While all these atrocities were unfolding in Aksum, the Ethiopian Prime Minister, a Nobel Peace Prize winner, was telling the parliament that “Not even one civilian got killed.” In a similar fashion, some priests who had come from Addis Abeba with their special commandos to celebrate ‘Hidar Tsion’ attempted to show the world that the holiday celebrations were conducted peacefully.
But for all Tigrayans, and residents of Aksum in particular, that was a dark and bloody day. To compound their crimes, the gun-toting Ethiopian troops on the streets were chanting, “TPLF is dead once and for all, no more Woyane!” as if all the civilians murdered and intimidated were pro-TPLF.
Two futile months have since passed as I sit in this hapless city, Aksum. I long for the freedom to travel freely at a time when Tigray is free of Eritrean and Ethiopian troops. I hope that this will happen soon. But, there has been no sign of it in the past months.
In fact, since 19 November, I don’t think I have seen members of the Tigray Defense Forces. We hear bits of energizing rumors about their activity from people coming from the villages. There were rumors about the readiness of Tigray forces to come and free Axum very soon. At first, it was said this will happen on Hidar Tsion, then on Christmas, and then on Epiphany.
When I eventually managed to travel from Aksum to Mekelle, I saw an overwhelming number of enemy troops. I said to myself, “if God exists, why would he unleash such horror on Tigray?!”

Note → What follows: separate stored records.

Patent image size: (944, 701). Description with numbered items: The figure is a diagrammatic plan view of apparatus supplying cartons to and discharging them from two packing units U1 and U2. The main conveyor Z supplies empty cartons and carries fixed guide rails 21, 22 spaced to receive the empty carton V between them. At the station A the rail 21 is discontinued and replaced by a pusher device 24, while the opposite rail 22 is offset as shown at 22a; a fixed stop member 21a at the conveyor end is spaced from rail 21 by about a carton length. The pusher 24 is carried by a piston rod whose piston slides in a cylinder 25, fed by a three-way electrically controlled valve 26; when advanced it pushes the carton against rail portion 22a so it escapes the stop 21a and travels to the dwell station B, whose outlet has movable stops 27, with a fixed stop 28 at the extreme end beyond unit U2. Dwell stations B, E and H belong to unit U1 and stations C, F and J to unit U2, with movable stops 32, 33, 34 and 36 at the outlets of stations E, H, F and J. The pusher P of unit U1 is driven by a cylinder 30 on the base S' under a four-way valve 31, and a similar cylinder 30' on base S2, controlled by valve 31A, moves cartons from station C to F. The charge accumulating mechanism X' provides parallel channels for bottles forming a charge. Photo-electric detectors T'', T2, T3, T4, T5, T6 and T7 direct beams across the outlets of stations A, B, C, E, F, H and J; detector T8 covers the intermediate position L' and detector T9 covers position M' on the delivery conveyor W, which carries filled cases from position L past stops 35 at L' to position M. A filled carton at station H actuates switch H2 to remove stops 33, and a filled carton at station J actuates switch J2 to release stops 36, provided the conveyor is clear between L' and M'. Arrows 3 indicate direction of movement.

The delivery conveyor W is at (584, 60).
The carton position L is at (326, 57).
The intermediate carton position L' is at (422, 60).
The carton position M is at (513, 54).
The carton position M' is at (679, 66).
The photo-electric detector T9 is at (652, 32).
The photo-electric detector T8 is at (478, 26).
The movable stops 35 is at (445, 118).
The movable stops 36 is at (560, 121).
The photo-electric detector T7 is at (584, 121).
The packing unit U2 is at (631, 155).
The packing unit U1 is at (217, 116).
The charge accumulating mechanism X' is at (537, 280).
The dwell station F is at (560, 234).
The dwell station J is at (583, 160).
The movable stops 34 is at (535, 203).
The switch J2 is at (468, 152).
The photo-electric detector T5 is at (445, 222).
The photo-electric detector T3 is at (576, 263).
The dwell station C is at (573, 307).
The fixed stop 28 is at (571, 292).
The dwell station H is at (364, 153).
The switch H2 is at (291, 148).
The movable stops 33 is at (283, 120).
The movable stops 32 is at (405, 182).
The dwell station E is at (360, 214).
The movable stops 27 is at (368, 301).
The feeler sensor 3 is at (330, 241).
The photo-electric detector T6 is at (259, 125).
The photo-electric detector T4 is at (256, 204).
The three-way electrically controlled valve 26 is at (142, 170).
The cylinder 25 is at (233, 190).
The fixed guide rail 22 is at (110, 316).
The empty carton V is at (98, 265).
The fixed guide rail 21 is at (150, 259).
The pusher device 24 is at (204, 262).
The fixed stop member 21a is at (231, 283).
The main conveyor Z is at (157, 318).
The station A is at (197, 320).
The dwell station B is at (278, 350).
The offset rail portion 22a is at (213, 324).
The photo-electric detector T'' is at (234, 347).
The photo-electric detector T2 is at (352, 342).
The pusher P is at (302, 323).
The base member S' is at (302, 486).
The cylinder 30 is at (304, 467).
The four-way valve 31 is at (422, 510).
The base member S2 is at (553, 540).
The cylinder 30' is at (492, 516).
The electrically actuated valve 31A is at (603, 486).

I arrived at Mekele on 09 January, and I was able to finally meet my family members.
War crimes, ethnic cleansing, and crimes against humanity have become an everyday occurrence in Tigray. And yet, the world is not responding in an apt manner. The silence hurts, and in the words of Martin Luther King jr., “in the end, we will remember not the words of our enemies, but the silence of our friends.”
I now know that we have lost everything. Many things have been destroyed by the atrocities that span from Mai Kadra to Mariam Denglet in Edaga Hamus and from Aksum to Bora-Slewa. Now we are aggrieved and having a bumpy ride. Nevertheless, we are well prepared to accept all the wounds and face all the challenges until we realize a nation we can proudly and confidently call ‘motherland.’ Things will change for the better!
Alas, we will never give up. Tigray will prevail!
(This is an extended version of the piece published on TGHAT.)